To the authors' knowledge, silver-staining CLO have not been documented in reptiles. There is also no indication that these organisms are a component of the normal respiratory flora in snakes, as there are no records of observing these organisms in healthy snakes. In addition, a bacteriologic survey performed on boid snakes did not detect the presence of CLO in the upper or lower respiratory tracts of healthy snakes (Hilf et al., 1990).
Other tests to diagnose CLO definitively include PCR assay, immunohistochemistry, electron microscopy, and an antibody-related enzyme-linked immunosorbent assay utilizing the patient's serum (Bergottini et al., 2005). In vitro culture is rarely done due to the expense and difficulty of growing CAR bacillus in cell culture media (Caniatti et al., 1998). The inability to amplify DNA via PCR in this case may be due to genetic variations between the PCR primers and this CLO in the snake, to prolonged formalin fixation coupled with the use of paraffin embedded tissue (Ramos-Vara et al., 2002), or to both. In general, the Warthin-Starry stain is still the diagnostic tool of choice for both CAR bacillus and CLO.

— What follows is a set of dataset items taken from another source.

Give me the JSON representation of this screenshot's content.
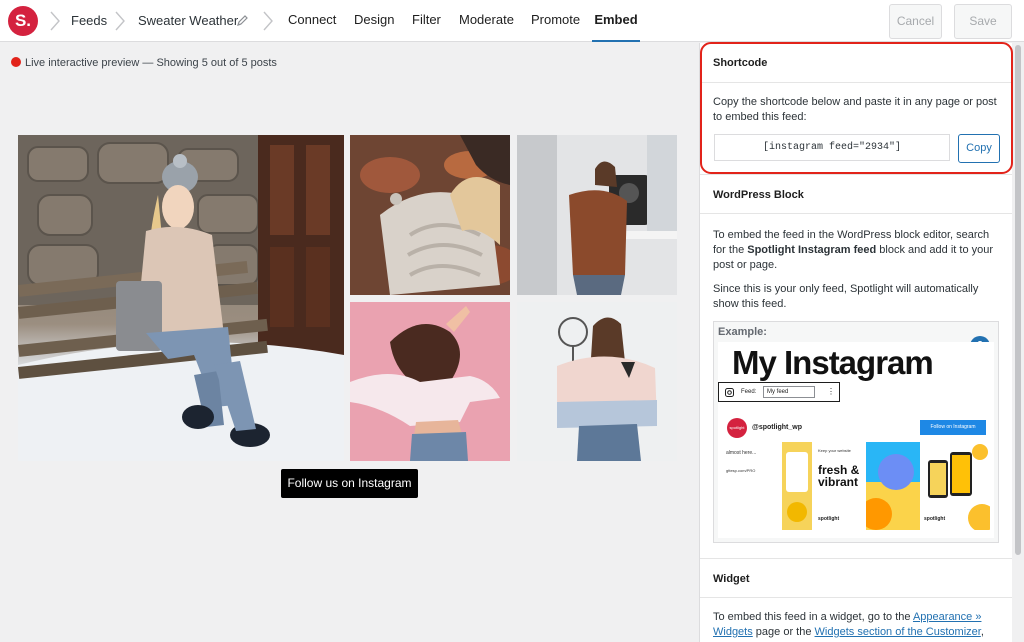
{
  "header": {
    "logo_text": "S.",
    "breadcrumb": {
      "feeds": "Feeds",
      "feed_name": "Sweater Weather"
    },
    "tabs": [
      {
        "label": "Connect"
      },
      {
        "label": "Design"
      },
      {
        "label": "Filter"
      },
      {
        "label": "Moderate"
      },
      {
        "label": "Promote"
      },
      {
        "label": "Embed",
        "active": true
      }
    ],
    "cancel_label": "Cancel",
    "save_label": "Save"
  },
  "preview": {
    "status_text": "Live interactive preview — Showing 5 out of 5 posts",
    "follow_button": "Follow us on Instagram"
  },
  "sidebar": {
    "shortcode": {
      "heading": "Shortcode",
      "description": "Copy the shortcode below and paste it in any page or post to embed this feed:",
      "value": "[instagram feed=\"2934\"]",
      "copy_label": "Copy"
    },
    "wp_block": {
      "heading": "WordPress Block",
      "para1_a": "To embed the feed in the WordPress block editor, search for the ",
      "para1_bold": "Spotlight Instagram feed",
      "para1_b": " block and add it to your post or page.",
      "para2": "Since this is your only feed, Spotlight will automatically show this feed.",
      "example_label": "Example:",
      "example_badge": "2",
      "example_title": "My Instagram",
      "example_feed_label": "Feed:",
      "example_feed_value": "My feed",
      "example_avatar": "spotlight",
      "example_handle": "@spotlight_wp",
      "example_follow": "Follow on Instagram",
      "example_tile1_text": "almost here...",
      "example_tile1_url": "gttesp.com/PRO",
      "example_tile2_text": "fresh & vibrant",
      "example_tile2_caption": "Keep your website",
      "example_tile_brand": "spotlight"
    },
    "widget": {
      "heading": "Widget",
      "text_a": "To embed this feed in a widget, go to the ",
      "link1": "Appearance » Widgets",
      "text_b": " page or the ",
      "link2": "Widgets section of the Customizer",
      "text_c": ","
    }
  },
  "colors": {
    "brand": "#d4223f",
    "accent": "#2271b1",
    "highlight": "#e2231a"
  }
}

Cilia-associated respiratory bacillus in rodent species is usually associated with other primary respiratory illnesses; however, respiratory deficiencies due to CLO have been recorded without a concurrent infection. The bacilli have been associated with potentiation of disease caused by Mycoplasma pulmonis in rats and may possibly accentuate the effects of this and other infectious agents (Fallon, 1996). A study on rabbit and rat isolates of CAR bacillus using mammalian cell culture and transmission electron microscopy found that the CAR bacillus isolates may be of different strains (Cundiff et al., 1994). In addition, the term CLO encompasses different species, and possibly different genera, that each affect their own distinct species (Bergottini et al., 2005). These interpretations may point to an ability of CLO to infect other hosts, but this remains to be proven.
The less-significant histologic lesions of urate crystals within multiple renal tubules, and the lipid within hepatocytes in the liver, were likely associated with dehydration and anorexia, respectively. This rattlesnake had three separate entities affecting its health including mycobacteriosis, CLO, and dehydration, although the granulomas within the distal trachea, leading to obstruction, were considered the primary cause of death. The most engrossing finding, however, was that of CLO, as this has not been previously documented in reptiles.
The authors would like to thank Dr. Robert S. Livingston of the IDEXX Research Animal Diagnostic Laboratory, previously associated with the University of Missouri, Columbia, MO, for his assistance with the PCRs. We would also like to acknowledge the technical support of Ms. Mary Ard of the University of Georgia, College of Veterinary Medicine, Pathology Department, Athens, GA for her expert work on the electron microscopy process and the images included in this article.